Reasons To Use EQ On Your Recorded Audio
I've been writing a lot about EQ this past week - starting with a basic explanation of frequencies and equalization in Some Good Equalization and Frequency Basics. I've talked a little about how to use an equalizer effect (EQ for short) to improve your recordings by either removing or turning down unwanted frequencies, or boosting certain frequencies. Now we should pull back a bit and talk about the bigger picture. Why should you use EQ? Like a lot of tools in audio recording, once you learn about how cool an effect is, you start to feel like you have to use it all the time. But that is the road to audio hell. Before you use any tool, ask yourself why you're doing it. Does your audio really need the effect? If not, it is better to not apply any treatment. It's kind of like medication. Often we find ourselves just taking it out of habit even if we don't need it anymore. But all things being equal, our bodies, like our audio, are probably better off clean and sober. Don't get me wrong. I'm a big believer in better living through chemistry, and I love me some EQ and compression and reverb on my tracks too. Just make sure you're doing it for the right reasons.
So that being said - what are the reasons for using EQ? Let's review what an EQ is. It is basically a bunch of volume knobs, each targeting a small band of frequencies (this describes a graphic EQ type, as opposed to a parametric EQ where you "dial-in" the frequency and the bandwidth you want to turn up or down), whereas a master volume knob turns up or down ALL frequencies equally. This allows us to JUST boost or cut, say the frequencies around 6Khz. That's usually where sibilance is located, so a reduction in that area can help reduce overly hot "SSS" sounds, for example.

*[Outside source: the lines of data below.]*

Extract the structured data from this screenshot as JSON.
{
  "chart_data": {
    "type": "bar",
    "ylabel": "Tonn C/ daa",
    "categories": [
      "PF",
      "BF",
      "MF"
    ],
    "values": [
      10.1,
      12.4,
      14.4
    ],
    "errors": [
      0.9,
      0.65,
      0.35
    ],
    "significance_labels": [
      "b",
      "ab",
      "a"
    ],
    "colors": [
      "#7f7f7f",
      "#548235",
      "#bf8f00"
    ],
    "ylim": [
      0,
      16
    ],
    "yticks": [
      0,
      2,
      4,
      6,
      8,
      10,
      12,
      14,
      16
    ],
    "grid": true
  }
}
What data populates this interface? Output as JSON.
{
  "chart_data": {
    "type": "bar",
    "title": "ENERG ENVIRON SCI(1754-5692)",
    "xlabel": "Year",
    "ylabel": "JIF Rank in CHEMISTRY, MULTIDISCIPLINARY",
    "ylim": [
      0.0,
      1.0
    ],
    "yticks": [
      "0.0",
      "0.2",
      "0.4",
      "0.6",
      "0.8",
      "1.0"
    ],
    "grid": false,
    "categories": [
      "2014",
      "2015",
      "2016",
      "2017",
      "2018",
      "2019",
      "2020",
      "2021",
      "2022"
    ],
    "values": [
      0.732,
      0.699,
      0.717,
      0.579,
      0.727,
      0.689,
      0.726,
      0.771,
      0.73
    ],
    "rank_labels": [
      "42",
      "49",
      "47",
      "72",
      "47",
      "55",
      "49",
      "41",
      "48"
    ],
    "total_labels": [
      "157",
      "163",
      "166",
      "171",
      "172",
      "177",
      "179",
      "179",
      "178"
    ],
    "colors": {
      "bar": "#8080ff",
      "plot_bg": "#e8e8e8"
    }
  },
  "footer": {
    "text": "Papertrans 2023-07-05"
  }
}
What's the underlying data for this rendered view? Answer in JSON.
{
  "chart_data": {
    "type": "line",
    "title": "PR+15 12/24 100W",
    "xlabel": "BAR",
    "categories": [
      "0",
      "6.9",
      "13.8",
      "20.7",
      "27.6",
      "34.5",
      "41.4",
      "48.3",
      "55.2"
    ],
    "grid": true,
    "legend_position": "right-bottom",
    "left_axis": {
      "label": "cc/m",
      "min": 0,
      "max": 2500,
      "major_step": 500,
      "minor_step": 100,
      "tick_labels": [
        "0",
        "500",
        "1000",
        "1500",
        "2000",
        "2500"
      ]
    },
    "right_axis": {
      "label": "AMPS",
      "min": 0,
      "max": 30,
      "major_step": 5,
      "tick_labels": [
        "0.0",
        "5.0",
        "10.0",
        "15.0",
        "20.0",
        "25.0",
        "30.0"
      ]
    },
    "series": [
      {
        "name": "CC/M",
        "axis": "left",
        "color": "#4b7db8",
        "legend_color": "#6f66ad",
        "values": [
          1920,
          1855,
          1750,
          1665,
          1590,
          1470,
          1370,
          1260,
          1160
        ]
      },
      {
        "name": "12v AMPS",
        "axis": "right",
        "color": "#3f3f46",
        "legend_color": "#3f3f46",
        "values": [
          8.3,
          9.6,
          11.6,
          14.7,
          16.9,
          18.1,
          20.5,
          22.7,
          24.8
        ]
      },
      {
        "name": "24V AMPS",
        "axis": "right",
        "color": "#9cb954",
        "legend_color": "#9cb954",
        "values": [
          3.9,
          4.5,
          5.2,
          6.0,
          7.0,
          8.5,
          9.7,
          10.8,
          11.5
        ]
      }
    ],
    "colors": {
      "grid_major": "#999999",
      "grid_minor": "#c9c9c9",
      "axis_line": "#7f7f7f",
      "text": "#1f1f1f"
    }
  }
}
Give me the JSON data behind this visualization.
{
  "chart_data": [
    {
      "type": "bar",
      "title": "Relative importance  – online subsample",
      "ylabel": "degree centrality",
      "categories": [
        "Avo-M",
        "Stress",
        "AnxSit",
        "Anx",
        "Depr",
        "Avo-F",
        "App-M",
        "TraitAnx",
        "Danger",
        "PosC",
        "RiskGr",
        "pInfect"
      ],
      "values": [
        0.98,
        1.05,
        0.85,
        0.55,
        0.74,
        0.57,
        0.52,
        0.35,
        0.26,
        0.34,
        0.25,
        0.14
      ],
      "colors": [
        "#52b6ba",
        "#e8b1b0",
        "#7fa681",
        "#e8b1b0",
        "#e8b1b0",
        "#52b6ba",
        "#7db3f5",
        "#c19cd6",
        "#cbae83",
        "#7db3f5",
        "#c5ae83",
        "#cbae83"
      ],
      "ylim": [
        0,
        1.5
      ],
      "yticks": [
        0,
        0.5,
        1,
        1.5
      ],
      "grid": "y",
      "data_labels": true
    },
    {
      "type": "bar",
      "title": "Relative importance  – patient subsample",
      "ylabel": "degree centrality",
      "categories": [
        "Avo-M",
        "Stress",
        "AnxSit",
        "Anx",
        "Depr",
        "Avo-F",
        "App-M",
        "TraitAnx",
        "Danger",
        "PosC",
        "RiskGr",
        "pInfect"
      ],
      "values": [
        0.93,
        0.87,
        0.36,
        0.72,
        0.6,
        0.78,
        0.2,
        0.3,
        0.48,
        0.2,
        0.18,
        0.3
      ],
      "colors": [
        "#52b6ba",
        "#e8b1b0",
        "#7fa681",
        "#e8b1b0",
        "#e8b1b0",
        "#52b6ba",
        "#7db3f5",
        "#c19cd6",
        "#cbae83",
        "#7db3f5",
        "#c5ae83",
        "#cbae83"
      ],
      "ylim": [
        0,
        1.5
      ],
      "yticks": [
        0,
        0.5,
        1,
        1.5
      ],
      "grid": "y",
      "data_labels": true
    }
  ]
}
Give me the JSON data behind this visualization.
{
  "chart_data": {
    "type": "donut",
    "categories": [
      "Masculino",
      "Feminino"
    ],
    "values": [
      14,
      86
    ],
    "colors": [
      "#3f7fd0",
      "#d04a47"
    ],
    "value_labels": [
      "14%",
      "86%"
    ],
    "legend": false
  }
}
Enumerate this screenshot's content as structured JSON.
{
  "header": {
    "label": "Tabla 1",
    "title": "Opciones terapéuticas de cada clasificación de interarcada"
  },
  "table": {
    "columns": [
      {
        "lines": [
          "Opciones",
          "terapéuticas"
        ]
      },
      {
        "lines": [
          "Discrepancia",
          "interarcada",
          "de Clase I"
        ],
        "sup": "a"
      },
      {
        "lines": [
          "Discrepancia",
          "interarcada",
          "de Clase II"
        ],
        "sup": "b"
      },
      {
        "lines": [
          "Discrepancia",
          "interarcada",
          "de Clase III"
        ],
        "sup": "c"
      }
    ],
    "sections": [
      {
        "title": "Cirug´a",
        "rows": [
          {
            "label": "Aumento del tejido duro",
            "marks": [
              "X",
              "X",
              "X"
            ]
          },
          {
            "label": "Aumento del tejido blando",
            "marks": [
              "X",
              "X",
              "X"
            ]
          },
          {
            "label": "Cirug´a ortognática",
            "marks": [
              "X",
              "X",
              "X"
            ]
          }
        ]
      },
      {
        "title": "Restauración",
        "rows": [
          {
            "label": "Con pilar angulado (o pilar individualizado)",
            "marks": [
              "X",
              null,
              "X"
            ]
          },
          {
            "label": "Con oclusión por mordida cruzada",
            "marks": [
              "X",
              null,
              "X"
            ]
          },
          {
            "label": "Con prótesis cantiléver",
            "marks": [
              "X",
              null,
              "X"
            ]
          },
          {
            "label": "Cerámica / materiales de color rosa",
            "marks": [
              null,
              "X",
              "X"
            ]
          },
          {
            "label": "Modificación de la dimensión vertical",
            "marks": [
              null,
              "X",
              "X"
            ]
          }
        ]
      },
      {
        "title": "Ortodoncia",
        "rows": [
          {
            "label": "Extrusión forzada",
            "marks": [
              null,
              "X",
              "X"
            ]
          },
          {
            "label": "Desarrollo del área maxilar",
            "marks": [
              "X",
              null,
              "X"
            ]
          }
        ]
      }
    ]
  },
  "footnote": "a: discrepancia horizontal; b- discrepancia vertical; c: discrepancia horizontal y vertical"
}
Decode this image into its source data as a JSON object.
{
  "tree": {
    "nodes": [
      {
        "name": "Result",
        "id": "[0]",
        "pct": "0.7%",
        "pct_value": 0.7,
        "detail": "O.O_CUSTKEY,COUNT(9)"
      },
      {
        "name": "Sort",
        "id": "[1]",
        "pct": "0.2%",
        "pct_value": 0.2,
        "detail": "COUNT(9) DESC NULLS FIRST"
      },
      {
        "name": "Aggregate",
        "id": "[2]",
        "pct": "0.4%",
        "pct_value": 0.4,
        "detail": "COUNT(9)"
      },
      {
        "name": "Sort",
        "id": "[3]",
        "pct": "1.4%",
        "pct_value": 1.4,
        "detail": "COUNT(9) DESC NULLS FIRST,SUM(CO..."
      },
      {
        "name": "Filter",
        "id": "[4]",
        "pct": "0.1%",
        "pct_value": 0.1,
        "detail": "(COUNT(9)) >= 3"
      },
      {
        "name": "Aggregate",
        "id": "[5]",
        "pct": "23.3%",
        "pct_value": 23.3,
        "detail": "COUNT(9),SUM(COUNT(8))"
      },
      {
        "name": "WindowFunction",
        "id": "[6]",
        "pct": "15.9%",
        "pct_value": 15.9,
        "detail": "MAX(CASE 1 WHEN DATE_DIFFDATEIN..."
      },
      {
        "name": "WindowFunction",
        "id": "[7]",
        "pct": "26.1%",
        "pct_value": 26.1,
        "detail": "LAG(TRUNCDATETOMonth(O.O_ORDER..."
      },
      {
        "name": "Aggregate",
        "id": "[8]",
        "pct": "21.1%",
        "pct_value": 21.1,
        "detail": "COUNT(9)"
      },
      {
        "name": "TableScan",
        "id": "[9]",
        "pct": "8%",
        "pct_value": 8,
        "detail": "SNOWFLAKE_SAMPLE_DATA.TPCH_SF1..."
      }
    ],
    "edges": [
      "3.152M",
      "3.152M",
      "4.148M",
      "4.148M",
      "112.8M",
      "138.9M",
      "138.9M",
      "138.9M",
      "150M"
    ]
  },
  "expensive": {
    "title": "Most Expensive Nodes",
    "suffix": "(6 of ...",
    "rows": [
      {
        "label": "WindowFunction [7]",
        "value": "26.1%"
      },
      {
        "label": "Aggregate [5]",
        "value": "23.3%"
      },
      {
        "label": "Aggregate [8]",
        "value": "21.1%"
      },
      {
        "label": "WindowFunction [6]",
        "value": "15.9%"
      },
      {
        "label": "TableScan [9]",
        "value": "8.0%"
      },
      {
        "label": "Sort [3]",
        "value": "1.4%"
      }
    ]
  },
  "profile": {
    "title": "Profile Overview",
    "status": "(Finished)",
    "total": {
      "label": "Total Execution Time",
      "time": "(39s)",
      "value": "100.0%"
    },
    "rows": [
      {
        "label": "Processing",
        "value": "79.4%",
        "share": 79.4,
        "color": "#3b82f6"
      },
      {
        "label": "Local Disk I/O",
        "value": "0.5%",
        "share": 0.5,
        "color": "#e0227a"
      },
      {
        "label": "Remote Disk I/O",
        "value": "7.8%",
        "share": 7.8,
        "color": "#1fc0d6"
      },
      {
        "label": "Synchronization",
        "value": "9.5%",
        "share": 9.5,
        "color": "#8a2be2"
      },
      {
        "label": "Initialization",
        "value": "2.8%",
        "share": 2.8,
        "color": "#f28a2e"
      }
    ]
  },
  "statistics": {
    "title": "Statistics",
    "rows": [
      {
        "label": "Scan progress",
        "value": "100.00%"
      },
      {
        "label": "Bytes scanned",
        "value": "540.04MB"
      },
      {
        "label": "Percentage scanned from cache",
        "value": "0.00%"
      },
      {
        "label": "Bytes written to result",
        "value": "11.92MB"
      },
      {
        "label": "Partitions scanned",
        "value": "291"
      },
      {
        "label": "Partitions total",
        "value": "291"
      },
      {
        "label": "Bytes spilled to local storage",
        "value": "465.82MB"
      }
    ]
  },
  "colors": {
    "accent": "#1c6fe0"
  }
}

So you really should always ask yourself some questions before applying EQ. Graham Cochrane just wrote an article about this called "3 Questions I Always Ask When Using EQ." His questions are:
What Frequencies Are Not Adding to The Track?
What Frequencies Are Hurting The Track?
What Frequencies Make This Track Sound Great?
I think these are excellent questions to help guide yo in the responsible use of powerful effects.